Performance | Engagement for engagement's sake is pointless

Engagement for engagement's sake is pointless

Stuart Hearn, founder and CEO, Clear Review www.clearreview.com

In a way, the annual engagement survey can be as tyrannical as its cousin, the annual appraisal.

They have some things in common. They’re both a snapshot of something that we feel and experience all year. Because they’re done annually, with a certain amount of ceremony and weight, they can take on a disproportionate significance. And, of course, they tend to be HR’s responsibility.

When we built Clear Review, we started with the knowledge that performance management, for most companies, didn’t actually improve performance. Its purpose, almost always, was to make the downstream activities simpler for the business. Pay rises (or not); promotions (or not): giving someone 3 out of 5 once a year made those activities easier.
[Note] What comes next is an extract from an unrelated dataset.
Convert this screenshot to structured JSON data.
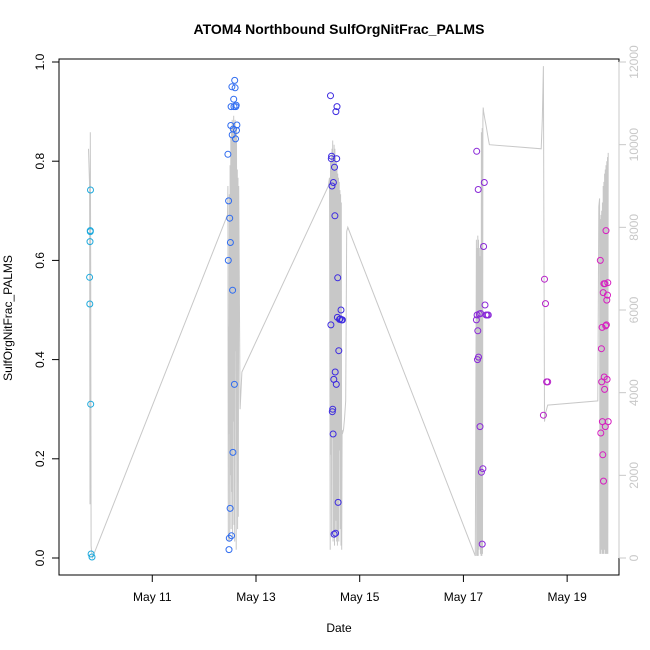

Engagement has a similar problem. It’s done in isolation and, for many, is boiled down to a relatively small set of numbers. In some cases, the methodology is designed to ignore the majority and focus on the outliers: those who are super-engaged or actively disengaged. Whilst it might be interesting, and in some cases useful, to look at the organization as a whole, it misses most of the story.

There has been some excellent research in recent years on the factors that affect workplace performance. We’ve seen firsthand how continuous performance management, with the manager delivering regular coaching conversations and constructive real-time feedback, can move the dial on performance. Work engagement - the factor that determines how we feel about the tasks we do and our experience of work - is similarly influential. In fact, an analysis of the results of 30 engagement studies with more than 90,000 respondents found that work engagement was the single most influential factor in determining performance, both at task and and team level. Engagement makes a fundamental difference to the way we perform. But if we want to use this knowledge to improve performance, we can’t boil everything down to one number and we certainly can’t aggregate all the data. We need to get closer and we need to see more.

The answer is to find a way of making the engagement survey simpler so we can do it more frequently. If we can ask people just four quick questions - questions they can answer in a couple of minutes - we can do something that, we already know, gives us a clearer and more comprehensive picture. We can look at engagement in a continuous way. This insulates us from life’s ups and downs, because we’re not capturing one annual snapshot: we’re collecting data in an ongoing way. Most importantly of all, we can use this data to improve performance.

Astute readers will have noticed a disconnect. Engagement surveys need to be anonymous. You can’t expect honesty and candour if people know you’re able to connect their answers back to them. So we bridge that disconnect by reflecting the employee’s answers back at them. You make them responsible for their own engagement by prompting them to look at their answers, to understand what’s causing them to feel disengaged (or super-engaged, of course) and to use that information as part of their performance conversations with their manager. In the best tradition of adult-to-adult communication, we give people the data they need to make their own difference. What obstacles are stopping them from achieving their best? Which learning opportunities do they need to grow and develop? How can they improve their performance, improve their value to the organization and themselves, and do all this sustainably? All this becomes one of the pillars of performance conversations, and if the employee and manager can work together to overcome the obstacles and take advantage of the opportunities then that really will boost engagement, and performance, and… you get the idea.

We work so hard to make the experience of work better, but so often we miss the elephant in the room: the work itself. By making that the focus of engagement, we solve two problems simultaneously. We make the actual work - not just the environment, not just the perks - better and more rewarding, and that in turn inspires our people to give the best of themselves in a more consistent and continuous way. We show that we’re committed to creating a positive work environment in which people can thrive. All we need to do is place people’s engagement back in their own hands and give them the tools they need to understand and affect it.

And HR? HR who have wrestled with engagement data for all these years, doing their very best to think of new ways to engage people. HR can step back from the day-to-day and focus on the insights. Although it’s not right to share engagement data on a personal level, it’s very much possible to look at it from a team perspective. And there are huge opportunities there: to help and support managers who need more engagement in their teams; to share examples from the managers who do this sort of thing brilliantly so the wider organisation can learn from them. HR’s role in this should be strategic, not tactical. With the right information and the right philosophy, HR can step out of their compliance shoes. Goodbye, engagement police. Hello, enablers of engagement and performance.